Adrik me convoquait deux fois par semaine pour s'assurer de mes progrès. Après un interrogatoire strict, nous discutions de ma situation ; le prince lui avait transmis ses archives et sans grande surprise, aucune trace de mon existence n'y était consignée. Quant au roi, il avait eu tôt-fait de l'affaire et demandait au duc de me présenter à la cour dans les plus brefs délais.

Quelques jours après avoir reçu sa missive, nous voyageâmes donc vers la capitale, en empruntant les chemins forestiers pour ne pas éveiller plus que nécessaire l'intérêt des seigneurs de la région.

Keir, l'unique professeur que je rejoignais avec plaisir, ne nous accompagnait pas. Il assurait l'intendance en notre absence et bien que je fusse déçu par cette nouvelle, elle ne m'étonna guère. Depuis mon arrivée, j'avais pu constater que leur relation dépassait le respect mutuel du soldat et de son maître ; Adrik plaçait une confiance aveugle en son capitaine et chacun avait déjà aperçu la magie de Keir opérer. À ses côtés, la nature rigide d'Adrik s'effaçait pour dévoiler un homme affable et détendu, de telle sorte que l'on disait que Keir avait le pouvoir de le transformer en un ourson de douceur de par sa seule présence. En privé, je les avais surpris, à plusieurs reprises, à briser leurs rôles quotidiens, pour redevenir deux amis qui partageaient commérages et taquineries, sans plus soucier de la hiérarchie et de l'étiquette.

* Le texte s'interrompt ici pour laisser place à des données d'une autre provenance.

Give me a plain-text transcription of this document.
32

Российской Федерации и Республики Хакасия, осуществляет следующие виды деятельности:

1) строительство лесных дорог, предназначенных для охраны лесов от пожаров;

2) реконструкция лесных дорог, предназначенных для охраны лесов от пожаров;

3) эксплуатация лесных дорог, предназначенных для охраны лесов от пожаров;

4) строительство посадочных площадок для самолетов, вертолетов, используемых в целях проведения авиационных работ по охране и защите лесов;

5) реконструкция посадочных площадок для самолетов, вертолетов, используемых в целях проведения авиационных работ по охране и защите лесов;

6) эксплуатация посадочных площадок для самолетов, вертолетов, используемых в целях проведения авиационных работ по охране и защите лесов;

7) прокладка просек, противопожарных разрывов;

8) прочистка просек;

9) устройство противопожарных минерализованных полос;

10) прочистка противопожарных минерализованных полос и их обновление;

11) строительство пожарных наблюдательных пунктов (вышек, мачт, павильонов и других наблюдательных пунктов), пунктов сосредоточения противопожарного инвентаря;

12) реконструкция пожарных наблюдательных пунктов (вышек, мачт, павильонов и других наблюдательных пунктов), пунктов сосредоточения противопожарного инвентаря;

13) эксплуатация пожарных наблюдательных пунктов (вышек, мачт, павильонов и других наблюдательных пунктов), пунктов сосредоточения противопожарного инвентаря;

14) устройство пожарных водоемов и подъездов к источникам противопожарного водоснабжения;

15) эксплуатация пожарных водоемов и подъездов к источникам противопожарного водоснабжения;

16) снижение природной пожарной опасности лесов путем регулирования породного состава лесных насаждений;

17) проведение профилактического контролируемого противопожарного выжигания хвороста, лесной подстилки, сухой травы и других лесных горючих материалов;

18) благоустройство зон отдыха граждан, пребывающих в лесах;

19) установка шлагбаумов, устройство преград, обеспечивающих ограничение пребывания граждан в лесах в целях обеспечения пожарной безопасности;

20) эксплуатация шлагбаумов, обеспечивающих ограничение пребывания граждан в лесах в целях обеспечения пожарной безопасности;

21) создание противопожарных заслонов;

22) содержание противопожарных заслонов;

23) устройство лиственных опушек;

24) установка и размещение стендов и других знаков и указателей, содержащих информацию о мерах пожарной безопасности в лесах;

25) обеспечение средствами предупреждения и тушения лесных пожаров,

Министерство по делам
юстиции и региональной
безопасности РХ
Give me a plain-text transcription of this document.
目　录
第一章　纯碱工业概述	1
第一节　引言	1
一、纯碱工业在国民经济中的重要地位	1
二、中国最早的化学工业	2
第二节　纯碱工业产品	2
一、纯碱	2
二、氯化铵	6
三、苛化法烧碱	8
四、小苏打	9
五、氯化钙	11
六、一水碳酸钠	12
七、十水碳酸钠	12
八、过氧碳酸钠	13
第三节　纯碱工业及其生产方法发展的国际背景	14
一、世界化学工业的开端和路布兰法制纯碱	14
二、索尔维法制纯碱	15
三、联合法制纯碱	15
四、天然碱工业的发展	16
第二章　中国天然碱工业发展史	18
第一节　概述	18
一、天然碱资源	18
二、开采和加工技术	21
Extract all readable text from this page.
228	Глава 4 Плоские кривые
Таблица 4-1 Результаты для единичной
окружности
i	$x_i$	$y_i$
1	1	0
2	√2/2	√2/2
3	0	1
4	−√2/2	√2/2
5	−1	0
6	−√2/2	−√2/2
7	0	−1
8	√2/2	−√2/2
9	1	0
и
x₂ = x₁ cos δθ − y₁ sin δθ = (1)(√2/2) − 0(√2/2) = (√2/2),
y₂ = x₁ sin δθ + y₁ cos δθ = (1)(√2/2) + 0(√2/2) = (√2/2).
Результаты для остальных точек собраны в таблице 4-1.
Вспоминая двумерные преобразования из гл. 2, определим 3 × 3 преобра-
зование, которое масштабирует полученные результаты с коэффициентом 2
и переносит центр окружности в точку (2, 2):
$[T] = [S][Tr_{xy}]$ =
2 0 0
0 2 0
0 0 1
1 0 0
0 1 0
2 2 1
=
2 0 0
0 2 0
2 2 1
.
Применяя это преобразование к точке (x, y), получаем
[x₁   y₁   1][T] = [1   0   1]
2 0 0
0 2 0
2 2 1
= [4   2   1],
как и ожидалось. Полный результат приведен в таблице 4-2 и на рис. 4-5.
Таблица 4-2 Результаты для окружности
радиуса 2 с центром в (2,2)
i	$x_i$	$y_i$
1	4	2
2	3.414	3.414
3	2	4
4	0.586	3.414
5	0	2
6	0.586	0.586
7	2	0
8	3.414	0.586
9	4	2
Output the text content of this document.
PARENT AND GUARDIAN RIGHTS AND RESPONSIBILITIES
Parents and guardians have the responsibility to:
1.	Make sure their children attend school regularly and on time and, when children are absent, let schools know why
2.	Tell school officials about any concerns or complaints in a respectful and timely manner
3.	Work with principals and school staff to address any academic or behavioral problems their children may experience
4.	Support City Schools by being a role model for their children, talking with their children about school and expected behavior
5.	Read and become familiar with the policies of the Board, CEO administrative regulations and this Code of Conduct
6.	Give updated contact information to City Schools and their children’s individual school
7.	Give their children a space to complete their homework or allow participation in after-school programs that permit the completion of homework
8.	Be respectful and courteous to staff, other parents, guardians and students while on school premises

Trois soldats, avec qui je n'avais partagé que des salutations brèves durant leurs rondes, nous escortaient.

— Tu as progressé, apprécia Adrik.

Nous progressions dans le faubourg en contrebas du palais, le soleil déclinant. Les citadins se préparaient à fermer boutique et seuls quelques badauds parcouraient encore les rues. Juché sur Plume, ragaillardi par les embruns marins après une journée radieuse de marche, je profitai d'une brise bienvenue pour me rafraîchir.

— J'ai un bon professeur, répondis-je en resserrant mes rênes pour contenir la curiosité de l'étalon. Il est exigeant, mais patient.

— Il l'est, oui, et tu as beaucoup à apprendre de lui. Enfin, si l'on occulte certains points...

— Comme les beuveries à la taverne ?

Ma remarque lui tira un sourire complice, qui se transforma rapidement en un rictus menaçant.​​​​​

— Que je ne t'y prenne pas. Un jeune noble n'a rien à y faire, cela ferait scandale.

— Oh, alors tout ira bien ! Je ne le suis pas.

— Jeizah !

Il se redressa sur sa selle et me foudroya du regard.

— Nous en avons déjà parlé.

La sécheresse de sa voix traduisait son exaspération.

— Quoi que tu en penses, continua-t-il, tu es de sang divin et lorsque ton ascendance sera reconnue, tu agiras selon ton devoir. Qu'Astra te soit miséricordieuse, si je te prends à te ridiculiser au vu et au su de tous.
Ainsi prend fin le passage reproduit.